In Schriftzitaten und eindrücklichen, klaren Formulierungen wird das Wesen der Kirche und ihres Auftrages entfaltet und die staatliche Vereinnahmung der Kirche zurückgewiesen.
Historisches Dokument einer mutigen Gegenbewegung
Die Barmer Theologische Erklärung ist eines der wenigen Zeugnisse des kirchlichen Widerstandes im Dritten Reich. Als kirchliches Lehrzeugnis, zum Teil auch als Bekenntnisschrift, hat sie in den lutherischen, reformierten und unierten Landeskirchen unterschiedlich große Bedeutung.
Die Barmer Theologische Erklärung ist nicht nur das historische Dokument einer mutigen Gegenbewegung, sondern entwirft eine Leitlinie christlichen Handelns, die auch heute noch aktuell ist.
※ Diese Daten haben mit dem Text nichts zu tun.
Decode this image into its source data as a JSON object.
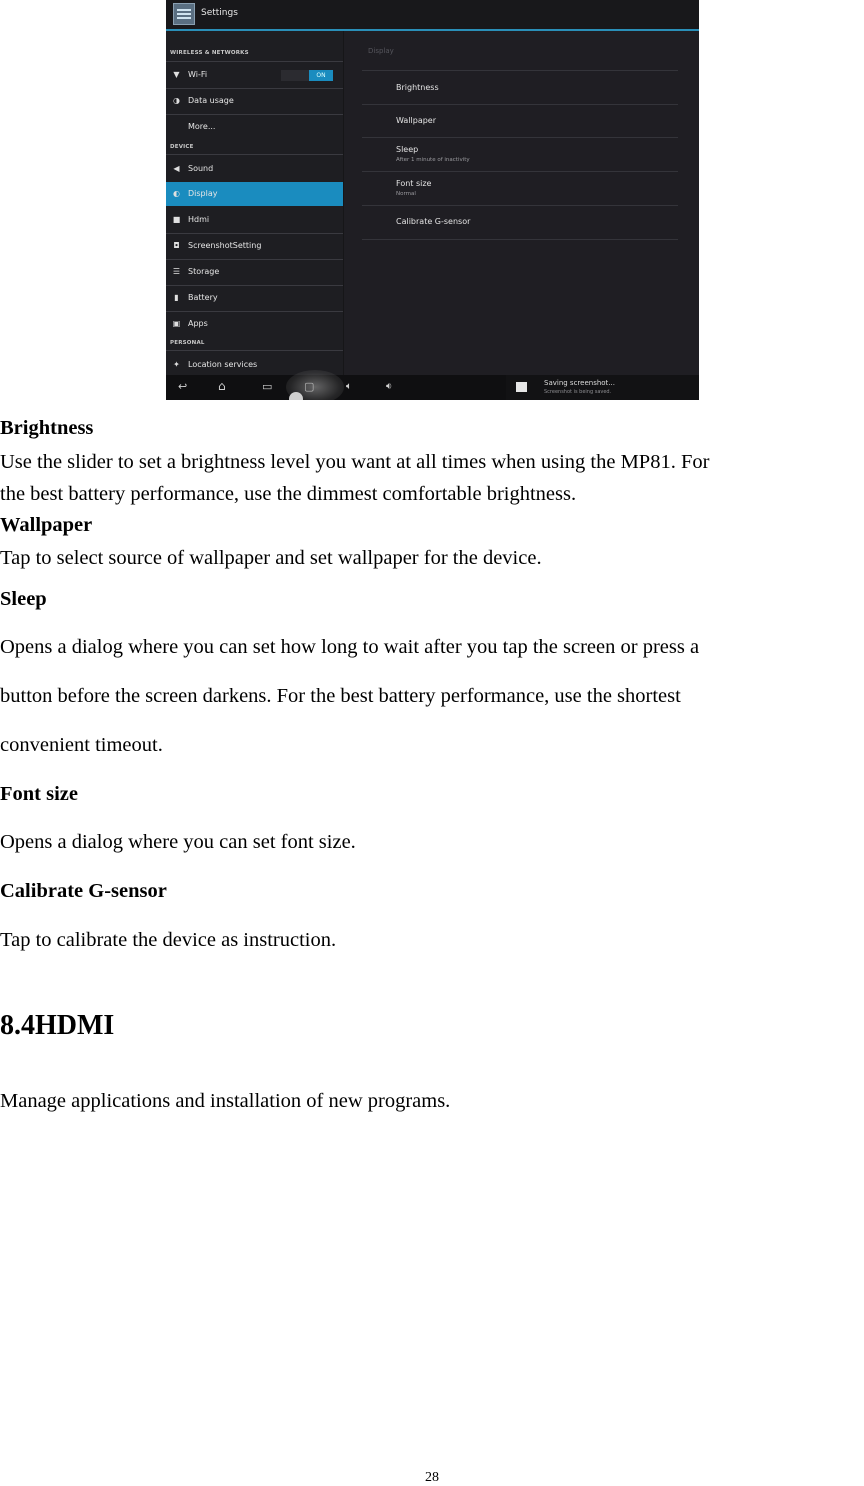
{
  "screenshot": {
    "title": "Settings",
    "sections": {
      "wireless": "WIRELESS & NETWORKS",
      "device": "DEVICE",
      "personal": "PERSONAL"
    },
    "left_items": [
      {
        "label": "Wi-Fi",
        "icon": "wifi-icon",
        "toggle": "ON"
      },
      {
        "label": "Data usage",
        "icon": "data-usage-icon"
      },
      {
        "label": "More...",
        "icon": ""
      },
      {
        "label": "Sound",
        "icon": "speaker-icon"
      },
      {
        "label": "Display",
        "icon": "display-icon",
        "selected": true
      },
      {
        "label": "Hdmi",
        "icon": "hdmi-icon"
      },
      {
        "label": "ScreenshotSetting",
        "icon": "camera-icon"
      },
      {
        "label": "Storage",
        "icon": "storage-icon"
      },
      {
        "label": "Battery",
        "icon": "battery-icon"
      },
      {
        "label": "Apps",
        "icon": "apps-icon"
      },
      {
        "label": "Location services",
        "icon": "location-icon"
      }
    ],
    "right": {
      "header": "Display",
      "items": [
        {
          "label": "Brightness"
        },
        {
          "label": "Wallpaper"
        },
        {
          "label": "Sleep",
          "sub": "After 1 minute of inactivity"
        },
        {
          "label": "Font size",
          "sub": "Normal"
        },
        {
          "label": "Calibrate G-sensor"
        }
      ]
    },
    "notification": {
      "title": "Saving screenshot...",
      "subtitle": "Screenshot is being saved."
    },
    "accent_color": "#1a8cbf"
  },
  "document": {
    "brightness_heading": "Brightness",
    "brightness_text_1": "Use the slider to set a brightness level you want at all times when using the MP81. For",
    "brightness_text_2": "the best battery performance, use the dimmest comfortable brightness.",
    "wallpaper_heading": "Wallpaper",
    "wallpaper_text": "Tap to select source of wallpaper and set wallpaper for the device.",
    "sleep_heading": "Sleep",
    "sleep_text_1": "Opens a dialog where you can set how long to wait after you tap the screen or press a",
    "sleep_text_2": "button before the screen darkens. For the best battery performance, use the shortest",
    "sleep_text_3": "convenient timeout.",
    "fontsize_heading": "Font size",
    "fontsize_text": "Opens a dialog where you can set font size.",
    "gsensor_heading": "Calibrate G-sensor",
    "gsensor_text": "Tap to calibrate the device as instruction.",
    "section_heading": "8.4HDMI",
    "section_text": "Manage applications and installation of new programs.",
    "page_number": "28"
  }
}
Jesus Christus spricht: Ich bin der Weg und die Wahrheit und das Leben; niemand kommt zum Vater denn durch mich. (Joh 14, 6)
Wahrlich, wahrlich, ich sage euch: Wer nicht zur Tür hineingeht in den Schafstall, sondern steigt anderswo hinein, der ist ein Dieb und Räuber. Ich bin die Tür; wenn jemand durch mich hineingeht, wird er selig werden. (Joh 10,1.9)
Jesus Christus, wie er uns in der Heiligen Schrift bezeugt wird, ist das eine Wort Gottes, das wir zu hören, dem wir im Leben und im Sterben zu vertrauen und zu gehorchen haben.
Wir verwerfen die falsche Lehre, als könne und müsse die Kirche als Quelle ihrer Verkündigung außer und neben diesem einen Worte Gottes auch noch andere Ereignisse und Mächte, Gestalten und Wahrheiten als Gottes Offenbarung anerkennen.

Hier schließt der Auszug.